Borm10K è ufficialmente inziato. Mentre percorriamo Via Monte Cristallo penso che mai una vigilia mi aveva “divorato” e “consumato” come questa.
Tutto il Venerdì l’ho passato a pensare alla sfida, al meteo alla bici da sistemare. Sono rimasto preso dall’organizzazione e ogni ora che passava avevo il terrore che qualcosa non andasse come mi ero mentalmente programmato.
Per fortuna come immaginavo, è bastato montare in sella per spazzare via quella noiosissima sensazione, quel peso che mi sono portato dietro tutta la giornata di oggi e che a ben vedere mi martellava da circa cinque giorni.
E ora eccoci qui, in sella alle nostre bici, lungo la strada che ci porta di fatto verso il Foscagno, verso la prima asperità di questo Everesting Roam per me tanto sognato.
Marco e Simone sono belli in palla, dietro di noi c’è mr Birra ( Simone Bertin) su un furgone che ci seguirà per tutto il giro.
Quando Simone Bertin mi scrisse curioso di sapere cosa fosse questo #Borm10K rimase folgorato dalla sfida e, da uomo con un cuore grande si è proposto di aiutarci. E’ bastato chiedergli se volesse seguirci con una macchina che si è subito attivato con tanto di furgone. Mica un furgone qualsiasi. Un furgone con una spillatrice pronta a riempire bicchieri di birra fresca. Insomma, abbiamo l’ammiraglia dei sogni.
Io Marco e Simone affrontiamo le prime pendenze del Foscagno e io ripenso alla vigilia, all’ansia e a tutte quelle puttanate che mi sono portato dietro per giorni. Cerco di darmi delle risposte, forse tutta quest’ansia è nata perchè a questa sfida tengo particolarmente.
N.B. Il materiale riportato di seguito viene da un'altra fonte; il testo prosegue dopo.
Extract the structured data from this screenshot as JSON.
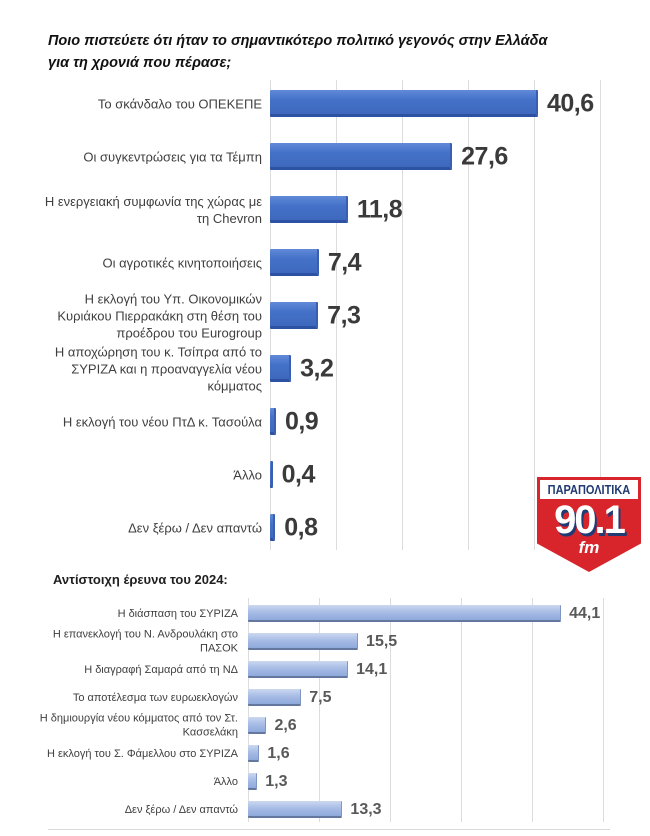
{
  "page": {
    "background": "#ffffff"
  },
  "chart_data": [
    {
      "type": "bar",
      "orientation": "horizontal",
      "title": "Ποιο πιστεύετε ότι ήταν το σημαντικότερο πολιτικό γεγονός στην Ελλάδα για τη χρονιά που πέρασε;",
      "categories": [
        "Το σκάνδαλο του ΟΠΕΚΕΠΕ",
        "Οι συγκεντρώσεις για τα Τέμπη",
        "Η ενεργειακή συμφωνία της χώρας με τη Chevron",
        "Οι αγροτικές κινητοποιήσεις",
        "Η εκλογή του Υπ. Οικονομικών Κυριάκου Πιερρακάκη στη θέση του προέδρου του Eurogroup",
        "Η αποχώρηση του κ. Τσίπρα από το ΣΥΡΙΖΑ και η προαναγγελία νέου κόμματος",
        "Η εκλογή του νέου ΠτΔ κ. Τασούλα",
        "Άλλο",
        "Δεν ξέρω / Δεν απαντώ"
      ],
      "values": [
        40.6,
        27.6,
        11.8,
        7.4,
        7.3,
        3.2,
        0.9,
        0.4,
        0.8
      ],
      "value_labels": [
        "40,6",
        "27,6",
        "11,8",
        "7,4",
        "7,3",
        "3,2",
        "0,9",
        "0,4",
        "0,8"
      ],
      "xlim": [
        0,
        50
      ],
      "gridline_step": 10,
      "grid": true,
      "legend": false,
      "bar_color": "#4472c4"
    },
    {
      "type": "bar",
      "orientation": "horizontal",
      "title": "Αντίστοιχη έρευνα του 2024:",
      "categories": [
        "Η διάσπαση του ΣΥΡΙΖΑ",
        "Η επανεκλογή του Ν. Ανδρουλάκη στο ΠΑΣΟΚ",
        "Η διαγραφή Σαμαρά από τη ΝΔ",
        "Το αποτέλεσμα των ευρωεκλογών",
        "Η δημιουργία νέου κόμματος από τον Στ. Κασσελάκη",
        "Η εκλογή του Σ. Φάμελλου στο ΣΥΡΙΖΑ",
        "Άλλο",
        "Δεν ξέρω / Δεν απαντώ"
      ],
      "values": [
        44.1,
        15.5,
        14.1,
        7.5,
        2.6,
        1.6,
        1.3,
        13.3
      ],
      "value_labels": [
        "44,1",
        "15,5",
        "14,1",
        "7,5",
        "2,6",
        "1,6",
        "1,3",
        "13,3"
      ],
      "xlim": [
        0,
        50
      ],
      "gridline_step": 10,
      "grid": true,
      "legend": false,
      "bar_color": "#8ea9db"
    }
  ],
  "logo": {
    "station": "ΠΑΡΑΠΟΛΙΤΙΚΑ",
    "frequency": "90.1",
    "band": "fm",
    "colors": {
      "red": "#d8252c",
      "navy": "#203a72"
    }
  }
}
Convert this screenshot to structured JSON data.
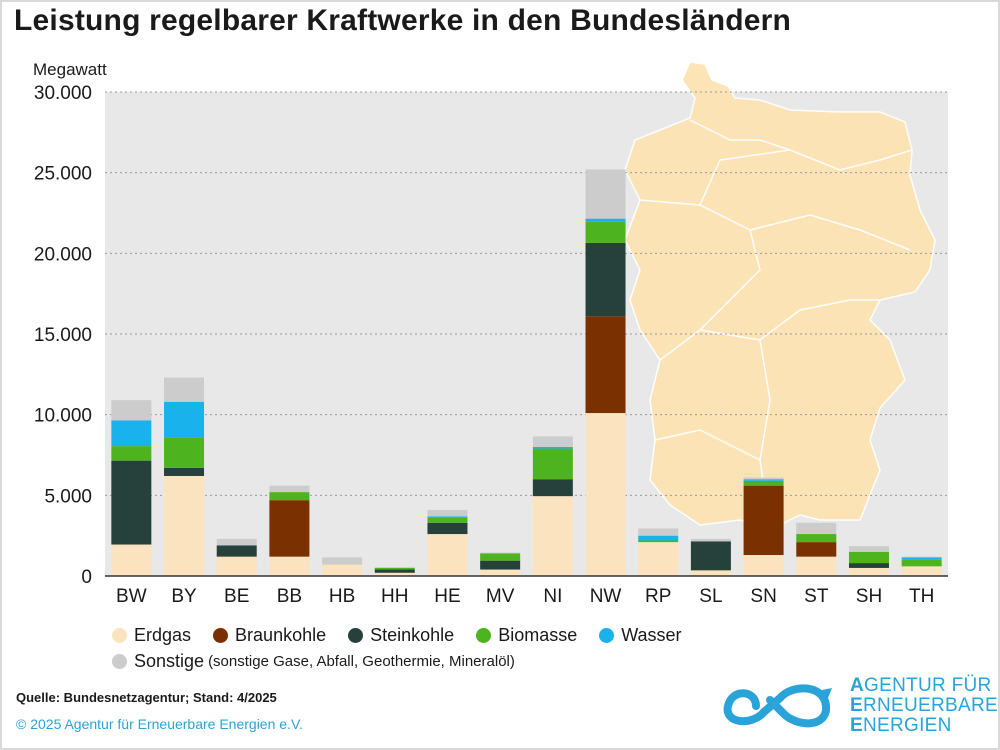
{
  "title": "Leistung regelbarer Kraftwerke in den Bundesländern",
  "unit_label": "Megawatt",
  "source": "Quelle: Bundesnetzagentur; Stand: 4/2025",
  "copyright": "© 2025 Agentur für Erneuerbare Energien e.V.",
  "logo": {
    "lines": [
      {
        "initial": "A",
        "rest": "GENTUR FÜR"
      },
      {
        "initial": "E",
        "rest": "RNEUERBARE"
      },
      {
        "initial": "E",
        "rest": "NERGIEN"
      }
    ]
  },
  "legend_note": "(sonstige Gase, Abfall, Geothermie, Mineralöl)",
  "chart_data": {
    "type": "bar",
    "stacked": true,
    "title": "Leistung regelbarer Kraftwerke in den Bundesländern",
    "ylabel": "Megawatt",
    "ylim": [
      0,
      30000
    ],
    "yticks": [
      "0",
      "5.000",
      "10.000",
      "15.000",
      "20.000",
      "25.000",
      "30.000"
    ],
    "ytick_values": [
      0,
      5000,
      10000,
      15000,
      20000,
      25000,
      30000
    ],
    "grid": true,
    "legend_position": "bottom",
    "categories": [
      "BW",
      "BY",
      "BE",
      "BB",
      "HB",
      "HH",
      "HE",
      "MV",
      "NI",
      "NW",
      "RP",
      "SL",
      "SN",
      "ST",
      "SH",
      "TH"
    ],
    "series": [
      {
        "name": "Erdgas",
        "color": "#fbe3bf",
        "values": [
          1950,
          6200,
          1200,
          1200,
          700,
          200,
          2600,
          400,
          4950,
          10100,
          2100,
          350,
          1300,
          1200,
          500,
          600
        ]
      },
      {
        "name": "Braunkohle",
        "color": "#7b3000",
        "values": [
          0,
          0,
          0,
          3500,
          0,
          0,
          0,
          0,
          0,
          6000,
          0,
          0,
          4300,
          900,
          0,
          0
        ]
      },
      {
        "name": "Steinkohle",
        "color": "#26403b",
        "values": [
          5200,
          500,
          700,
          0,
          0,
          200,
          700,
          550,
          1050,
          4550,
          0,
          1800,
          0,
          0,
          300,
          0
        ]
      },
      {
        "name": "Biomasse",
        "color": "#4db31e",
        "values": [
          900,
          1900,
          0,
          500,
          0,
          100,
          300,
          450,
          1900,
          1300,
          100,
          0,
          300,
          500,
          700,
          400
        ]
      },
      {
        "name": "Wasser",
        "color": "#1ab2ed",
        "values": [
          1600,
          2200,
          0,
          0,
          0,
          0,
          100,
          0,
          100,
          200,
          300,
          0,
          100,
          0,
          0,
          150
        ]
      },
      {
        "name": "Sonstige",
        "color": "#cccccc",
        "values": [
          1250,
          1500,
          400,
          400,
          450,
          50,
          400,
          50,
          650,
          3050,
          450,
          150,
          100,
          700,
          350,
          50
        ]
      }
    ]
  }
}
L’ho sognata da tanto e per tanto. Mi ha spinto ad alzare nuovamente l’asticella, mi ha fatto disegnare un giro folle attraverso posti che sono delle università della bici. Nove passi alpini in 400 km quasi la metà oltre i 2000 metri di quota. Una follia che non sò se sarò in grado di portare a termine.

Ecco l’ansia forse è anche per questo. A differenza delle sfide passate questa volta non sono così certo di essere in grado di finirla, non sò se sarò all’altezza di portarla a casa. Di fatto sarà un giro che ci terrà in ballo per due notti. Nei programmi del Bonza l’arrivo di nuovo a Bormio è previsto circa per le 4 di Domenica mattina.
Il Foscagno al buio ha il suo perchè, anche quando un cerbiatto ci attraversa la strada, scappando nel bosco. La temperatura è ancora accettabile e il meteo sembra averci davvero graziato.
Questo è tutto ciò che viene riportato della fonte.